(Foto: Divulgação/ Secom)
Manaus (AM) – O Conselho Regional de Medicina do Amazonas (CRM-AM) afirmou acompanhar os efeitos dos atrasos remuneratórios relatados por profissionais e empresas que prestam serviços médicos à rede pública de saúde do Estado. Segundo o Conselho, a preocupação central é evitar que eventuais instabilidades administrativas ou financeiras comprometam a segurança dos pacientes e a continuidade da assistência.
Em resposta às questões encaminhadas pelo Portal AM1, o CRM-AM informou que mantém diálogo com entidades médicas e órgãos competentes sempre que identifica riscos às condições éticas do exercício da Medicina e à assistência à população.
O Conselho relatou ter realizado recentemente uma reunião com representantes do Conselho Federal de Medicina, da Federação Médica Brasileira, do Sindicato dos Médicos do Amazonas e de empresas prestadoras de serviços médicos. O encontro tratou dos atrasos remuneratórios relatados e de possíveis impactos na assistência pública.
Sobre eventual negociação direta com o Governo do Amazonas para tratar dos pagamentos em atraso, o CRM-AM afirmou que informações sobre tratativas financeiras devem ser confirmadas pelos órgãos gestores e pelas entidades representativas responsáveis pela pauta remuneratória.
A entidade também esclareceu que não é responsável pela gestão financeira dos contratos nem pela certificação de quitação de débitos entre o Estado, empresas prestadoras e profissionais médicos. Por isso, não informou se os valores em atraso foram regularizados, parcialmente pagos ou continuam pendentes.

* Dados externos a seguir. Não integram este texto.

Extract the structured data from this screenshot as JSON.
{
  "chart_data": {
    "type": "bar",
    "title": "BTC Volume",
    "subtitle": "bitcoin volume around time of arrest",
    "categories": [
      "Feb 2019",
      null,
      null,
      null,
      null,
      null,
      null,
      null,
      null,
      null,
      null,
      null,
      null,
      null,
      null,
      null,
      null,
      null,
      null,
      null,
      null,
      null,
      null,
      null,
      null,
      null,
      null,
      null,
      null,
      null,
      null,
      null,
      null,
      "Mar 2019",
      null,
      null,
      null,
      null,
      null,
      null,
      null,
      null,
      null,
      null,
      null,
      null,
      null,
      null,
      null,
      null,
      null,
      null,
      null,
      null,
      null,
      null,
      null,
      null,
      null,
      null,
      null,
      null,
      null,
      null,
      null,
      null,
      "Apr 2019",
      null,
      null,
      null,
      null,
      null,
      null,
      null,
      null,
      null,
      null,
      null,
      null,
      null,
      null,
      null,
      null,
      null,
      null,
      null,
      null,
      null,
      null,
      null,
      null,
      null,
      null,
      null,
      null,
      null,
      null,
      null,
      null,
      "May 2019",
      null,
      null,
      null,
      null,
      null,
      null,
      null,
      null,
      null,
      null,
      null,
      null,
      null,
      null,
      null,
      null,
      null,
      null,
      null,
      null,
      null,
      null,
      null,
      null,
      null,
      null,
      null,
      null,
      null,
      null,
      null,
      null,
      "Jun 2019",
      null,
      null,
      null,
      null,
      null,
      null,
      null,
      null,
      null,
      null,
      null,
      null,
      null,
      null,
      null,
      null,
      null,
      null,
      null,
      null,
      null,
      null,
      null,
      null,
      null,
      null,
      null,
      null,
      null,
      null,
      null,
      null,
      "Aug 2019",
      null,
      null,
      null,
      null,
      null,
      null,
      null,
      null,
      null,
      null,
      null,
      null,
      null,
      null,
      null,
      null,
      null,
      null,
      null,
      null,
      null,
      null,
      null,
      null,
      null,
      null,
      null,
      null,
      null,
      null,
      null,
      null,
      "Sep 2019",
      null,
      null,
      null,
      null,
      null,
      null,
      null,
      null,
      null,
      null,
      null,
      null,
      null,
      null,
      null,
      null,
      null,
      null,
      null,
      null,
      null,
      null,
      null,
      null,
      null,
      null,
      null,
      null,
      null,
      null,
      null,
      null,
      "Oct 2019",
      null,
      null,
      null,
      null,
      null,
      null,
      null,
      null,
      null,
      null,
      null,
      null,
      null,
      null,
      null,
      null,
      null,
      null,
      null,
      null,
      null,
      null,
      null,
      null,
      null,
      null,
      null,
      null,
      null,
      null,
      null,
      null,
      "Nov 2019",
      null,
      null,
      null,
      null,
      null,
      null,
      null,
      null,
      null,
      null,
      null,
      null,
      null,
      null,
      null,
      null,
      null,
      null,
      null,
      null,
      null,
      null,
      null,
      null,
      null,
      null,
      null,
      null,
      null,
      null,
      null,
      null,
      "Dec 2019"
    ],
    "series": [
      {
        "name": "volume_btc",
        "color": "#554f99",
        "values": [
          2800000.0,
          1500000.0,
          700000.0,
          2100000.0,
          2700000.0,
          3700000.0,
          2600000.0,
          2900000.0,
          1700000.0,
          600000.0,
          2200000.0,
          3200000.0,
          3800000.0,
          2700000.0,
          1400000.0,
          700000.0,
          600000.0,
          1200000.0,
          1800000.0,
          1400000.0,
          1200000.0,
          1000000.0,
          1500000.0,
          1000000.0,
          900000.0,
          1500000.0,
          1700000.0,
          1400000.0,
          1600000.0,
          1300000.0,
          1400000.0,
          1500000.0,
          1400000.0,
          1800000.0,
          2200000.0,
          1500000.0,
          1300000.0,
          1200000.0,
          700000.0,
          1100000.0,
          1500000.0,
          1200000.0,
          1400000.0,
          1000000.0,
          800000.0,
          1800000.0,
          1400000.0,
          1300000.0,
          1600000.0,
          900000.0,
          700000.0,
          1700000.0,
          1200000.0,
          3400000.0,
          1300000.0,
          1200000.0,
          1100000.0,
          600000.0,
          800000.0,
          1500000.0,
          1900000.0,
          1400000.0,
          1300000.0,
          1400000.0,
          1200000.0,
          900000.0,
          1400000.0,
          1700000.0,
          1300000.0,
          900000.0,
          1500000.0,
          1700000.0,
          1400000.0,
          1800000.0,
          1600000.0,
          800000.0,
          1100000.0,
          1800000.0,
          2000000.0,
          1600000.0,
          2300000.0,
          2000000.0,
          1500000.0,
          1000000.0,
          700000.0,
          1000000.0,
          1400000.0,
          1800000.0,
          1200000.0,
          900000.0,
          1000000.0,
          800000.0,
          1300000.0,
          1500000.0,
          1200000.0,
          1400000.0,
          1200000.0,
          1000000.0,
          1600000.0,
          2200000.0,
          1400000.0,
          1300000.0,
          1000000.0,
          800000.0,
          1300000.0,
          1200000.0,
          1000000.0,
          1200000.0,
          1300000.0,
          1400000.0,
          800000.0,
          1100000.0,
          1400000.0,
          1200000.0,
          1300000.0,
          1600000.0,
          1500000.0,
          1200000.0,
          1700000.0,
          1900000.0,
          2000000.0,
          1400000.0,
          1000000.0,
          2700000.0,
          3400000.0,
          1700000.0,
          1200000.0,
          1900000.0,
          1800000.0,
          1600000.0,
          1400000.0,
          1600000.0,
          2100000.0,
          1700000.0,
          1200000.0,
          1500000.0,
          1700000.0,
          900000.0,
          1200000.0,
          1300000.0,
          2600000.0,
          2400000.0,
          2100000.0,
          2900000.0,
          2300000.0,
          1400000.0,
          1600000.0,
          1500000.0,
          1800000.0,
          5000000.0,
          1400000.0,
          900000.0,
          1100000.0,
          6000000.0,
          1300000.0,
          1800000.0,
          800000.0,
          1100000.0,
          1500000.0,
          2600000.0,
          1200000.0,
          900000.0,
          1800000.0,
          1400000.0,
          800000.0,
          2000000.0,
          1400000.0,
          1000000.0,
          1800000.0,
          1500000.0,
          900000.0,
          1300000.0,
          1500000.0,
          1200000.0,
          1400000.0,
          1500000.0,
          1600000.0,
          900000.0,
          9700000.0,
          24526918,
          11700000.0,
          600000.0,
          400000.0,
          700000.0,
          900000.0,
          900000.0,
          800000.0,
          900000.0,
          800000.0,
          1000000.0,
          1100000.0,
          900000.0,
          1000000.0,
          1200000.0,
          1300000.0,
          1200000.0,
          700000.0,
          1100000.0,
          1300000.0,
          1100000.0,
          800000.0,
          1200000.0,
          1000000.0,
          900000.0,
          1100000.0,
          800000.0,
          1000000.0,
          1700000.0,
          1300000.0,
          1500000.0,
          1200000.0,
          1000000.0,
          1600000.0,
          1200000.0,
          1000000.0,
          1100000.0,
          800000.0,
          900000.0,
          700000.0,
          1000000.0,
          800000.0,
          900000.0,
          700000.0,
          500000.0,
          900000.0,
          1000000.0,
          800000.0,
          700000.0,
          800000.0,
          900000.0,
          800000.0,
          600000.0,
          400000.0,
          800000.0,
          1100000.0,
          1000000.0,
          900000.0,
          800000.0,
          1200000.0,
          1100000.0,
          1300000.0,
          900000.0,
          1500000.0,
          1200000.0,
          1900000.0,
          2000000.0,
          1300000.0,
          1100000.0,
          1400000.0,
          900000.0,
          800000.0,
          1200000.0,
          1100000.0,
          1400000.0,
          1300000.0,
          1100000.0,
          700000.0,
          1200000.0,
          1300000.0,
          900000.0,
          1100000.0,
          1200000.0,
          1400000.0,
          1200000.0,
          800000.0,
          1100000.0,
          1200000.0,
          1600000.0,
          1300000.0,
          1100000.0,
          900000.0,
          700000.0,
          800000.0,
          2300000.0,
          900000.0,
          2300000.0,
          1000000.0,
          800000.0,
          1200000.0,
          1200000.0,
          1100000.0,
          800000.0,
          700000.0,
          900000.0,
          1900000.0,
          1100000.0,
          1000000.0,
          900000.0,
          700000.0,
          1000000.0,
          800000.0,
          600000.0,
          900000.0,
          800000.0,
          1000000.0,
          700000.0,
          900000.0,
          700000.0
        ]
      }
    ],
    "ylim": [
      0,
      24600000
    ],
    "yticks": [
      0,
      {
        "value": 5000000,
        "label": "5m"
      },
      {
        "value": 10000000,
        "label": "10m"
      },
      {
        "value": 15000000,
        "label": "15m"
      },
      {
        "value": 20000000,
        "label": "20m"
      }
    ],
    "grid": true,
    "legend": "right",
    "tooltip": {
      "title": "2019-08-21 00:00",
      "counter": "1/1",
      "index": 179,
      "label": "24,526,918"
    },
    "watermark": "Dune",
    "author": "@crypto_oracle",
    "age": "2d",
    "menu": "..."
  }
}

Segundo o CRM-AM, o acompanhamento realizado pelo Conselho está concentrado nos reflexos que os atrasos podem provocar na assistência médica, na organização das escalas, na manutenção das equipes e nas condições éticas de trabalho.
Informações sobre valores pagos, pendentes ou parcialmente regularizados, conforme o Conselho, devem ser fornecidas pela Secretaria de Estado de Saúde do Amazonas (SES-AM), pela Secretaria de Estado da Fazenda do Amazonas (Sefaz-AM), pelas empresas contratadas e pelas entidades representativas diretamente envolvidas.
O CRM-AM também afirmou não possuir, neste momento, um levantamento próprio consolidado sobre o número de profissionais médicos ou empresas afetados pelos atrasos. A entidade também não dispõe de estimativa oficial sobre o valor total dos débitos acumulados.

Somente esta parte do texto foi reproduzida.